MATARAM INSIDE

Indonesia – Dapatkan berita terbaru tentang Indonesia. Baca Breaking News on Indonesia diperbarui dan diterbitkan di Maratam Inside

‘Akhir batubara sudah di depan mata’

Banyak negara berjanji untuk mengurangi penggunaan batu bara hingga nol pada tahun 2040. Beberapa melakukannya untuk pertama kalinya. Tetapi negara-negara batu bara utama tidak ikut serta.

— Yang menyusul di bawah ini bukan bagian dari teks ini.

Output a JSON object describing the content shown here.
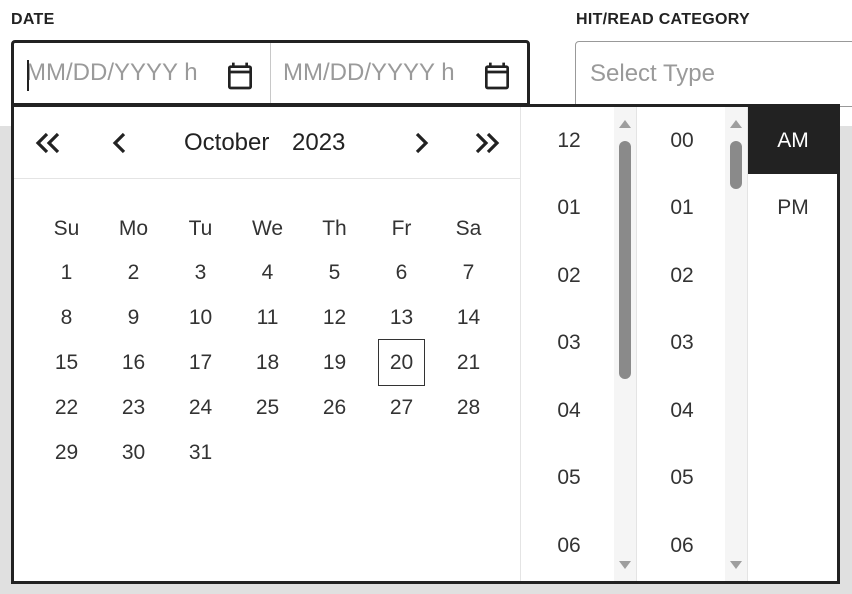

Pada pertemuan iklim di Glasgow, 40 pemimpin pemerintah berjanji untuk meninggalkan batu bara. Mereka melakukannya bersama dengan Powering Past Coal Alliance (PPCA), sebuah kampanye internasional untuk menghapuskan batubara secara bertahap. “Akhir batu bara sudah di depan mata,” kata Quasi-Quarteng, menteri perdagangan dan energi Inggris. “Hari ini menandai tonggak sejarah dalam upaya global untuk mengatasi perubahan iklim, dengan negara-negara dari seluruh penjuru dunia berkumpul di Glasgow untuk menyatakan bahwa batu bara tidak akan lagi berperan dalam produksi energi masa depan kita.”

Batubara adalah bahan bakar fosil yang paling mencemari. Gas rumah kaca yang dipancarkan dari pembakarannya adalah kontributor terbesar terhadap perubahan iklim. Akhir dari batubara sangat penting untuk mencapai tujuan iklim global.

Tidak terikat

Para penandatangan ingin menghentikan semua investasi di pembangkit listrik tenaga batu bara baru, baik di dalam negeri maupun di luar negeri. Negara-negara ekonomi besar akan menghentikan penggunaan batu bara secara bertahap pada tahun 2030. Negara lain menargetkan 2040. 23 negara, termasuk Polandia, Vietnam, Korea Selatan, Indonesia dan Chili, membuat janji itu untuk pertama kalinya.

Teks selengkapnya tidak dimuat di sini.